Firstly, you always want to lock your bike to a secure anchor point, such as a bike stand and avoid locking it to things like posts where a thief could simply lift the bike and lock off the top.
Choosing a location where there are plenty of people around is good too, as it will (hopefully) give thieves less time to break a lock before someone intervenes.
A good tip is to also use a second lock, or cable, to secure your wheels because it is relatively easy for a thief to remove these and make off with them.
If you do use a second lock, it’s a good idea to get one that’s a different make to your first one. this is because some thieves might be adept at picking one brand and not another, or have a particular tool that could cut through one type of lock but not another.
If someone does want to try and break your lock, you want to make it difficult for them. Keep the locks off the ground so thieves can’t use the leverage to prise the lock open, and fit the lock tightly around the bike to also reduce the amount of leverage required to break it.
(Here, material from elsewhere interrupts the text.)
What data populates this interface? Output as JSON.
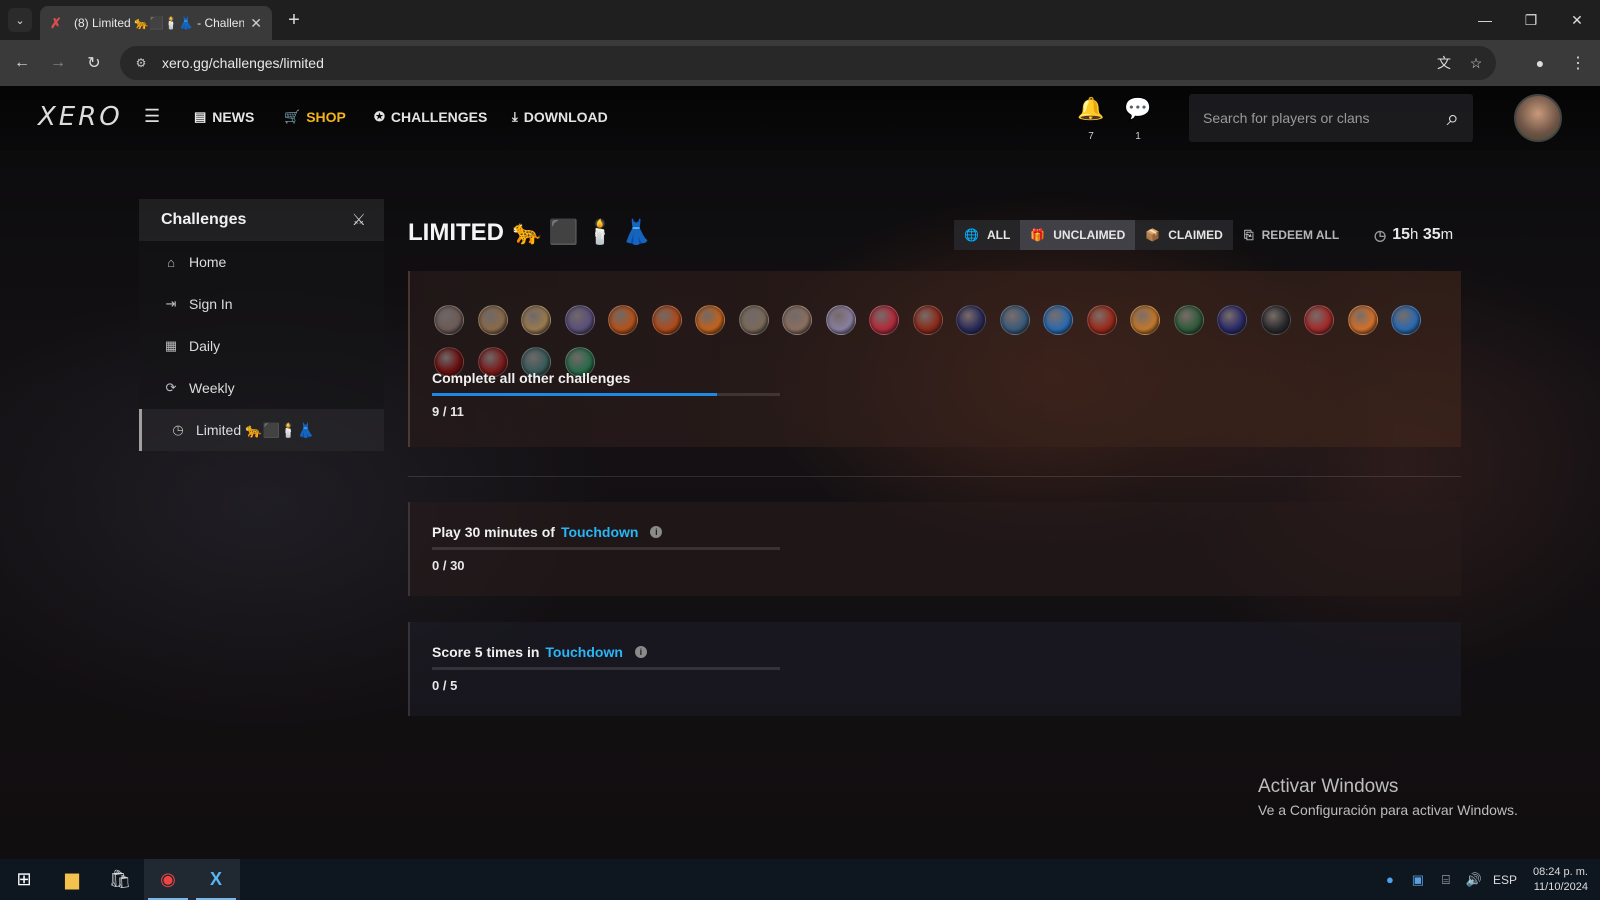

You can read more tips in our article on how to lock a bike properly.
Keeping a bike inside is obviously one of the safest ways to keep it safe and we have an article on how to improve your bike shed security.
Where to put a bike lock while riding
There are several places you can put a lock while riding your bike.
Many of the best bike locks will come with a mount. These are intended to attach to your bike frame. It’s a good idea to use the mount to hold the lock in the front triangle of the bike.
If your bike’s front triangle is obstructed by bottle cages and water bottles, you can affix the mount to another part of your bike, but make sure it doesn’t interfere with any moving parts or limit manoeuvrability.
You can always carry a bike lock in a pannier bag or rucksack. Some of the best cycling backpacks will have pockets for storing a bike lock, so it doesn’t interfere with or damage your other possessions.